静音は修理に背を向け、はあはあと息を突きながら膝を崩して伏し、身体を両手で支えていた。

 修理はその後ろで静音の反応を待つ。左手の手の平にはまだ暖かい静音の精が残る。
「・・・お前なんか本当に嫌いじゃ!」
 涙声だった。
「では帰るか?」

 返事次第ではもっと責めて、帰ると言うまで続けようと思っていた。

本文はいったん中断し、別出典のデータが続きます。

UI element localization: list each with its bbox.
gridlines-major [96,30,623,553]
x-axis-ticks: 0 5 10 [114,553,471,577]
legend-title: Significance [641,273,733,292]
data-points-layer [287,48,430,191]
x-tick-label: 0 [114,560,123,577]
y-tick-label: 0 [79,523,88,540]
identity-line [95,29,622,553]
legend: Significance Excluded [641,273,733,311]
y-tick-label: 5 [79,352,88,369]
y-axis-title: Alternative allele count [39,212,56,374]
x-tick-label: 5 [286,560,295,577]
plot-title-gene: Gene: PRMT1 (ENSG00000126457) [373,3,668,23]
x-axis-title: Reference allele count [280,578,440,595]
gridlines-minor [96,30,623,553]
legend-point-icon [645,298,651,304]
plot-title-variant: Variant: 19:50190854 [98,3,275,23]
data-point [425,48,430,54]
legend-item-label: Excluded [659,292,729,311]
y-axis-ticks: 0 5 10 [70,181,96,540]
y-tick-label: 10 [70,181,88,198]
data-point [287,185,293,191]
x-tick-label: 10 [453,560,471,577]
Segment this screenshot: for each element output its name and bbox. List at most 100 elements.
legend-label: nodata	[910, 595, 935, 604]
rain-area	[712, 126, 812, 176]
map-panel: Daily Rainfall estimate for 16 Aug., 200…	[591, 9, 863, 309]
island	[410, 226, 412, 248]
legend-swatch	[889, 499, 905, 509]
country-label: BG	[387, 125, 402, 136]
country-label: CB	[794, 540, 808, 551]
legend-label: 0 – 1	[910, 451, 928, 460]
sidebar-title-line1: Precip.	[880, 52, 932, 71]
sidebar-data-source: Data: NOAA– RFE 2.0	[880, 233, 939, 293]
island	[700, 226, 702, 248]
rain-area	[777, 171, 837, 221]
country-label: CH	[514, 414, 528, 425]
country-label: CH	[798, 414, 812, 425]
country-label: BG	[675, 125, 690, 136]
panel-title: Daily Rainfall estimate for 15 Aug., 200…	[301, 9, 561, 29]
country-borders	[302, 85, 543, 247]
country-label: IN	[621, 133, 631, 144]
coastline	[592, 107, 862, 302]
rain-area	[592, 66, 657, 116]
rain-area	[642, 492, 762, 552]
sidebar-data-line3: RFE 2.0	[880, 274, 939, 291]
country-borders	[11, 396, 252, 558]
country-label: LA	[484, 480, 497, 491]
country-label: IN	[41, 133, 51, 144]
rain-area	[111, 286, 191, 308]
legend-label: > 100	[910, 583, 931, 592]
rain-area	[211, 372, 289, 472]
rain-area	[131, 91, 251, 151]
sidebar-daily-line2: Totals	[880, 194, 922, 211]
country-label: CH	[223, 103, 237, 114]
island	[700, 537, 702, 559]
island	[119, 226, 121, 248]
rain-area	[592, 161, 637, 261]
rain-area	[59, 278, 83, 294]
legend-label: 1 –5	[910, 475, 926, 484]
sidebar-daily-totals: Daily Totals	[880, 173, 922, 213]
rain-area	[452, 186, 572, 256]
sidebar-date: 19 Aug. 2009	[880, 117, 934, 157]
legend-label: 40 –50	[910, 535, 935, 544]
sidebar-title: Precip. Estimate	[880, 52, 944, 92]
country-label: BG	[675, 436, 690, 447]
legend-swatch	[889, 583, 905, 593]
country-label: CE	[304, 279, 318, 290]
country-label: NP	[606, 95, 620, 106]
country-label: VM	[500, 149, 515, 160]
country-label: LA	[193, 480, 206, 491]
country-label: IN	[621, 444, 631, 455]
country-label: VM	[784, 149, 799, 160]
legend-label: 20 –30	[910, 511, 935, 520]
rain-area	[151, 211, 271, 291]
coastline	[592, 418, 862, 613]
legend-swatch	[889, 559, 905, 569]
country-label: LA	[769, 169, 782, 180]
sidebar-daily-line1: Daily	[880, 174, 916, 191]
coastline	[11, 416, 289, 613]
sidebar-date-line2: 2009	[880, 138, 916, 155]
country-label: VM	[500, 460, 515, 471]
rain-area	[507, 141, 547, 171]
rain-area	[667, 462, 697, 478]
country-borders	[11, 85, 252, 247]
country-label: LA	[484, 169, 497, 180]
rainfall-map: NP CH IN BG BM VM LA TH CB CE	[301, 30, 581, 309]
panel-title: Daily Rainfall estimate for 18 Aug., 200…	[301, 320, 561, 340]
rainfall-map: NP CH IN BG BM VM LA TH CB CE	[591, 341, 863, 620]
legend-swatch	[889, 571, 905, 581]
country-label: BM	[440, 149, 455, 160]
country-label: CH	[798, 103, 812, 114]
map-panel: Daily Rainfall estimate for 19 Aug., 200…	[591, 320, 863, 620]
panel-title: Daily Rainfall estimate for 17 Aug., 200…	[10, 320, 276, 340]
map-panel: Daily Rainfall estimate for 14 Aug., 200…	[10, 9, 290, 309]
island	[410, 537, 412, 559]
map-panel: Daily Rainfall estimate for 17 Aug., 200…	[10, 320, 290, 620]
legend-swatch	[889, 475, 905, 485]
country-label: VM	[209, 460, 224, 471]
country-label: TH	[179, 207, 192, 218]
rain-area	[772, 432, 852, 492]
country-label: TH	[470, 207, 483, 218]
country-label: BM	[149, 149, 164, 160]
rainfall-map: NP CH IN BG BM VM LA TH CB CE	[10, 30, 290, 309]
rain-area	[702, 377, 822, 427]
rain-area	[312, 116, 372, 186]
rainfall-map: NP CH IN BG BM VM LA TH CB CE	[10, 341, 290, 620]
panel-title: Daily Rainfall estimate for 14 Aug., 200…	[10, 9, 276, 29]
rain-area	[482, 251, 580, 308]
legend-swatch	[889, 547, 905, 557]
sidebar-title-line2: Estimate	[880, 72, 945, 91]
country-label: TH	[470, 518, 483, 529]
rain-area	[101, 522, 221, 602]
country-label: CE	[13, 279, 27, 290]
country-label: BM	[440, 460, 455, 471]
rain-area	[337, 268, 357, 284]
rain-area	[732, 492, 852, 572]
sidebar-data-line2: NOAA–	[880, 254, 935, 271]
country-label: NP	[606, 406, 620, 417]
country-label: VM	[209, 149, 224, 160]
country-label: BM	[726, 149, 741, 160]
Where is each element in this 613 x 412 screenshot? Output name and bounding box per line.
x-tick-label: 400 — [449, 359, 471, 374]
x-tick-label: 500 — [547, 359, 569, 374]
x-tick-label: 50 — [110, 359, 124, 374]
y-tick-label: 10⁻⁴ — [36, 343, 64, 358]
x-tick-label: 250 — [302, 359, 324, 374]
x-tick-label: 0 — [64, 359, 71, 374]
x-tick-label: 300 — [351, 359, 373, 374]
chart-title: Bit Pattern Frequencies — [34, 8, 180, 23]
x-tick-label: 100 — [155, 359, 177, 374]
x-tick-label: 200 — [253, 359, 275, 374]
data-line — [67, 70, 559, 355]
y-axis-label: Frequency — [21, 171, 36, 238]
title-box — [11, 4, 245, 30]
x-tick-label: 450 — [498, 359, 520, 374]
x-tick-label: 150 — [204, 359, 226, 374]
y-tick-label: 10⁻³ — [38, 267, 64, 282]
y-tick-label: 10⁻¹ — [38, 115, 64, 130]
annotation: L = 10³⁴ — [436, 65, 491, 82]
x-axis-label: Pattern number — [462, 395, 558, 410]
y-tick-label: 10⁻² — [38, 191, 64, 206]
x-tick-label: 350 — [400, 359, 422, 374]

だが・・・儂の我慢もいつまで続くか・・・股間の一物はどうしようもなく怒張していた。

「見てやる!」
「何!」

「・・・お前がその沙悟浄(さごじょう)だかという奴に膾(なます)にされるのを見てから帰る!」
 きっと修理に向いた。
「お前のためではない!新右衛門おじ様の為じゃ!・・・お前が果てたことをせめて墓前に報告せねばならぬ!そいでお前の菩提を共に弔ってやる!」
 修理は思った。それでよい・・・

 次の日、修理は自分の剣の手入れをしていた。修理の刀は数打ち物(大量生産されたあまり質の良くない刀)であり、どこまで戦いに耐えるか分からなかった。

 この前に預かった太刀は庄左右衛門に返し、研ぎに出されていた。付いた血糊の油を落とさないと、そこから黴が生え錆びることとなる。

 庄左右衛門が白鞘の太刀を持ってやって来た。